Spot the Difference! Temporal Coarse to Fine to Finer Difference Spotting for Action Recognition in Videos

Yaoxin Li, Deepak Sridhar, Hanwen Liang, Alexander Wong

Published: 01 Jan 2024, Last Modified: 10 Jan 2025ICME 2024EveryoneRevisionsBibTeXCC BY-SA 4.0

Abstract: In this paper, we present a novel difference-spotting strategy for video action recognition inspired by the cognitive challenges posed by the childhood puzzle game "Spot the Difference". Our approach aims to enhance the model’s capability to capture time-series variation and intricate details by gradually integrating distinctive information between action and non-action segments in a temporal "coarse-to-fine-to-finer" manner within a discriminative learning framework.
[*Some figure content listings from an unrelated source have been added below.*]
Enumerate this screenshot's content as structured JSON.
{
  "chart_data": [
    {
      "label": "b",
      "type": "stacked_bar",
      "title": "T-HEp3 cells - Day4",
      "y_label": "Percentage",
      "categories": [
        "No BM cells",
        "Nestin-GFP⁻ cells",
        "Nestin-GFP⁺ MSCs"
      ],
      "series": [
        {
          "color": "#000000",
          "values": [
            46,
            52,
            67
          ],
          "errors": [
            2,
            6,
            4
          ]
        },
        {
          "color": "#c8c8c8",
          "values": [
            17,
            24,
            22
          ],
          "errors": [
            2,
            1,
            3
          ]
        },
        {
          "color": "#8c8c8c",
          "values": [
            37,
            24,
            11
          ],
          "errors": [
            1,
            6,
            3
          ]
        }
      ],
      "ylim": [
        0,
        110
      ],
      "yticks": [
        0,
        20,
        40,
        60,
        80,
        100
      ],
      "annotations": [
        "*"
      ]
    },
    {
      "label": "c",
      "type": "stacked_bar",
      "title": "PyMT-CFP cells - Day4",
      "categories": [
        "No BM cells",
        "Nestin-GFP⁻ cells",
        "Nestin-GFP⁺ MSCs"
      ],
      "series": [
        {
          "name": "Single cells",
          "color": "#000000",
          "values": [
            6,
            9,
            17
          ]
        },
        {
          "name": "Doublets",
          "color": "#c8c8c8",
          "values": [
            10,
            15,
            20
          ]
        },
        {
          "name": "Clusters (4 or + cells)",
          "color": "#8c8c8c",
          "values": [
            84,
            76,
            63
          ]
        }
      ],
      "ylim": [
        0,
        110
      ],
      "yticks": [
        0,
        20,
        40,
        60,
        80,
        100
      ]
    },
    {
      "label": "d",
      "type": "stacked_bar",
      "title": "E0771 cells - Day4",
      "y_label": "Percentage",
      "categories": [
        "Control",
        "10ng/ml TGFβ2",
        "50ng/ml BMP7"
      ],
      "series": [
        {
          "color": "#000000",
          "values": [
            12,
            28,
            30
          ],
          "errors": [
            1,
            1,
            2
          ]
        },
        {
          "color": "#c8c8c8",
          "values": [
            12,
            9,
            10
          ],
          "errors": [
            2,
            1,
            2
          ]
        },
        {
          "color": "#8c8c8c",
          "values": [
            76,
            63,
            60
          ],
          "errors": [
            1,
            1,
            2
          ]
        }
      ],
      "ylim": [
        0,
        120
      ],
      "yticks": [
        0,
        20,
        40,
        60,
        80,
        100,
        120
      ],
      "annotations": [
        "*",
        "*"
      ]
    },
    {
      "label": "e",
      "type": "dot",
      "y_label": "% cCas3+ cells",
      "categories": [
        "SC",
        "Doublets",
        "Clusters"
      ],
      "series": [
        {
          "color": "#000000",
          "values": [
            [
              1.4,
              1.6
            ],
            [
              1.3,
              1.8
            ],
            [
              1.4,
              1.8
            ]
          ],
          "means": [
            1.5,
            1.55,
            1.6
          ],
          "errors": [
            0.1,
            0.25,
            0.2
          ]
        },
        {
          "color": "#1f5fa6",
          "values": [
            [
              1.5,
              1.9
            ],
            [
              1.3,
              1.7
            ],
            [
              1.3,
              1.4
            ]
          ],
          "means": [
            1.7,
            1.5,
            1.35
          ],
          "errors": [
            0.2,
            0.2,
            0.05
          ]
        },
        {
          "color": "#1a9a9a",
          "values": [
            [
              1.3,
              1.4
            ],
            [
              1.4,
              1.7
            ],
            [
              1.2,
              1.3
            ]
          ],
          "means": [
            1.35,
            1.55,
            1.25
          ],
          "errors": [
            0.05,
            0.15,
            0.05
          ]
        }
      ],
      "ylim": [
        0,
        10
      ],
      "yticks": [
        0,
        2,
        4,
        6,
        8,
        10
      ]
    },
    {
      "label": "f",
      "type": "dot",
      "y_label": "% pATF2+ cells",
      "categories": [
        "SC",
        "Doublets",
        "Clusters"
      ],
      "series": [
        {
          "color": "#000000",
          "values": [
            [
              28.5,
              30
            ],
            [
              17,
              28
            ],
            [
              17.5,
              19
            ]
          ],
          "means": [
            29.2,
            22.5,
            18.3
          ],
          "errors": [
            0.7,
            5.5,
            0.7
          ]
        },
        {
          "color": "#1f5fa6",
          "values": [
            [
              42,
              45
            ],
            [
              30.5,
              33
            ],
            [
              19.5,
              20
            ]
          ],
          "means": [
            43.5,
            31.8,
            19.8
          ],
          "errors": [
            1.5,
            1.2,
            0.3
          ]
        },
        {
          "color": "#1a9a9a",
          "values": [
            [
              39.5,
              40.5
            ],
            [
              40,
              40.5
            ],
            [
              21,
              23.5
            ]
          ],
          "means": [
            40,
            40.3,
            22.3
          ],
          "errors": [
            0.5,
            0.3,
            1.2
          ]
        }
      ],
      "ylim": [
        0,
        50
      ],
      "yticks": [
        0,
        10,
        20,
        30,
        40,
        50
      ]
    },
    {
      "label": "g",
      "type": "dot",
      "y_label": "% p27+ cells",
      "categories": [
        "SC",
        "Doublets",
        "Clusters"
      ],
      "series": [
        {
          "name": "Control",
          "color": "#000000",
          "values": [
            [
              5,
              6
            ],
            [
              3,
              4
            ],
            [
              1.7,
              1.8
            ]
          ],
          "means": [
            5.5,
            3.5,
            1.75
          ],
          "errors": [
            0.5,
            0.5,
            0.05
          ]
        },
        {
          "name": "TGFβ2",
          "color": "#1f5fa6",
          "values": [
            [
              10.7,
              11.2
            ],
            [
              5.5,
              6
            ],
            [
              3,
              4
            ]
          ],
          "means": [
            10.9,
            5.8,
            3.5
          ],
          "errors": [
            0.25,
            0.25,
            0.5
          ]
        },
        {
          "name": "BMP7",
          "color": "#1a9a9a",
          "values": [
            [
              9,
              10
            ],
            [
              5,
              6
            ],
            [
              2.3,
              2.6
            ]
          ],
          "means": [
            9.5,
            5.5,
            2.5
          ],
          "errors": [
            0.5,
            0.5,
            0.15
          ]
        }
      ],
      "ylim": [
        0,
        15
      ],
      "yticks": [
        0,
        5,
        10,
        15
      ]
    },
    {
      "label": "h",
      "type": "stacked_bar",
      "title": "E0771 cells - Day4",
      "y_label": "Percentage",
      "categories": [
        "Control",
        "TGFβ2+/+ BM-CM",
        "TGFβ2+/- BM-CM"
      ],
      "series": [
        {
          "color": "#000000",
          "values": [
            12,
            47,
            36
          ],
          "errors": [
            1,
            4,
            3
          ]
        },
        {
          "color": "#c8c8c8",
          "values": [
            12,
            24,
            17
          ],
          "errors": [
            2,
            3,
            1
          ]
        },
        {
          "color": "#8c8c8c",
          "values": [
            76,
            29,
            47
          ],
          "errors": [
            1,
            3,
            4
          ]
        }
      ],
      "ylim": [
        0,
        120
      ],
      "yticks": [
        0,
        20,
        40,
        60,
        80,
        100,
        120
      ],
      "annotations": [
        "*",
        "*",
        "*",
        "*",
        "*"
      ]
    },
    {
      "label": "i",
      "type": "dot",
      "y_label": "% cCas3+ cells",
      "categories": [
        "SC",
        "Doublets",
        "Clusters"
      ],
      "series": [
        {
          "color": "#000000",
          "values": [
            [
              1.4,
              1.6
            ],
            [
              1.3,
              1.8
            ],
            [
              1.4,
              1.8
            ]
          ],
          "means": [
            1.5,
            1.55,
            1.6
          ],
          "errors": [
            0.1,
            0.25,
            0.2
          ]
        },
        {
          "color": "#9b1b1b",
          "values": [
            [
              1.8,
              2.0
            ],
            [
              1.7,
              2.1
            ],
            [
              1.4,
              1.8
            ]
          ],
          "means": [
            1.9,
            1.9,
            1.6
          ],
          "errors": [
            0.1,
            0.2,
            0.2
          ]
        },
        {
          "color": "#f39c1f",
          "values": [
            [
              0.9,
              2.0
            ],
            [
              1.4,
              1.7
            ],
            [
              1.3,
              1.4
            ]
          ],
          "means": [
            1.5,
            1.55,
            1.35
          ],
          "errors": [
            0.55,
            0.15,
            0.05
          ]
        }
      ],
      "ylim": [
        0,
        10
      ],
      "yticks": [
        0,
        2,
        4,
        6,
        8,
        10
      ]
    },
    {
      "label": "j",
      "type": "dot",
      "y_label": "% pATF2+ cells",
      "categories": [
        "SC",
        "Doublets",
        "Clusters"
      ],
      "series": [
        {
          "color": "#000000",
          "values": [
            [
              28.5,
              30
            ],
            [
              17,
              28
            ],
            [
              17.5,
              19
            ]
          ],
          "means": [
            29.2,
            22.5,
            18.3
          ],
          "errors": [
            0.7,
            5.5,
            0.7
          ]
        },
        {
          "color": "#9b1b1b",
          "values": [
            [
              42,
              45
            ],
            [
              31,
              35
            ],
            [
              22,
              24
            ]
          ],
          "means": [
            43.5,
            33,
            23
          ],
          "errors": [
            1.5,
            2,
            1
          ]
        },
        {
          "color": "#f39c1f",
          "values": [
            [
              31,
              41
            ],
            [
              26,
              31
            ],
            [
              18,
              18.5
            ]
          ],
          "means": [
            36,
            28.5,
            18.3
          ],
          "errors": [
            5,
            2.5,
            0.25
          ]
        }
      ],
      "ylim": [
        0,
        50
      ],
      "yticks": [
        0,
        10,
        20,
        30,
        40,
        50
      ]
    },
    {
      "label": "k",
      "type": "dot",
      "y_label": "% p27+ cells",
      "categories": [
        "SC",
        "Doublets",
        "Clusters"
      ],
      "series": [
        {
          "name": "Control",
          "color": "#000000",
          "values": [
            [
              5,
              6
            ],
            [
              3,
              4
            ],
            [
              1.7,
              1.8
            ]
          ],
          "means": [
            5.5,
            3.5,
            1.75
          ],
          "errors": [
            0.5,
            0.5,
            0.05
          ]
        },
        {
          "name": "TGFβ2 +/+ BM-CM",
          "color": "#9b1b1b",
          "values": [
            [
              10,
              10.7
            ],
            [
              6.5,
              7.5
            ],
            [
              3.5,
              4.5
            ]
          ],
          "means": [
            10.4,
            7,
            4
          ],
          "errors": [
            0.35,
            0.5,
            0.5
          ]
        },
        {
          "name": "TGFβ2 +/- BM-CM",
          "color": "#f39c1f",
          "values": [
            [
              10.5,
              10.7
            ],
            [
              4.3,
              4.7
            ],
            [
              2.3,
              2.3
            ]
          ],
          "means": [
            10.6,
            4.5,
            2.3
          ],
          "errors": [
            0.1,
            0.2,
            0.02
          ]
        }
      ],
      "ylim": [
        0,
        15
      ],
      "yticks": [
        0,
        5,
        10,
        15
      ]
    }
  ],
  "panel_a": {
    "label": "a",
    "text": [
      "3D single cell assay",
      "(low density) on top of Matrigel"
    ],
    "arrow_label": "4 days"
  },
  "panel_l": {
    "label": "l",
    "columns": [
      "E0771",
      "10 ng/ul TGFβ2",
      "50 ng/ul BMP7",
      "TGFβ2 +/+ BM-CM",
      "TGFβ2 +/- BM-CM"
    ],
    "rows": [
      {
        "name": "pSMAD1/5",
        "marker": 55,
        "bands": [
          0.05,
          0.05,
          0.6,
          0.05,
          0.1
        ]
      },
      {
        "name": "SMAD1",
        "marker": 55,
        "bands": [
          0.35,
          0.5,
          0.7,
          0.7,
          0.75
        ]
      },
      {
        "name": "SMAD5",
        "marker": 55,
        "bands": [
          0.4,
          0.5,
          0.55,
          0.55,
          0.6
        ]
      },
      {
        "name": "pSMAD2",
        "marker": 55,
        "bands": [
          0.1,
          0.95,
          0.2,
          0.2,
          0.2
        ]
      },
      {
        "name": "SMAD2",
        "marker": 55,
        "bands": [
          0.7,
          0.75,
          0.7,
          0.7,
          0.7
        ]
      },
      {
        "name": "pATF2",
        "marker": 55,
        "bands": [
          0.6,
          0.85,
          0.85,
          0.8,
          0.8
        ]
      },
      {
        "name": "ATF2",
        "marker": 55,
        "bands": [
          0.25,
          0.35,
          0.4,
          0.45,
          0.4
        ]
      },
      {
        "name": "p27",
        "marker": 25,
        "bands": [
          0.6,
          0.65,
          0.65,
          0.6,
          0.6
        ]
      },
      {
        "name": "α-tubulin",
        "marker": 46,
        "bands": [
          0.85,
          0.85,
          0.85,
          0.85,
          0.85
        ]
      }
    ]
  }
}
To achieve this, we propose a model-agnostic discriminative learning mechanism that can be easily integrated into existing action recognition networks. Firstly, we incorporate coarse-level discriminative information of action and non-action segments across all videos in a corpus using novel booster nets. Secondly, we introduce a fine-level discrimination objective in the penultimate layer of the network through a novel contrastive learning approach, increasing the distinction between different segments within the same video. Lastly, we incorporate finer discrimination through a novel clip matching mechanism, enhancing the distinction of different consecutive clips within an action segment. Experimental results on multiple benchmark datasets (ActivityNet, HACS, FineAction) and backbone architectures (TSN, TSM, TANet, TPN, Timesformer, VideoSwin) demonstrate the effectiveness of our proposed mechanism. We consistently achieve significant improvements (0.33 - 4%) over the baselines, with competitive single crop results on ActivityNet (87.9%) and HACS (90.21%) datasets. Moreover, our technique achieves stateof-the-art classifier results (94.8%) in the ActivityNet 2022 challenge’s validation set.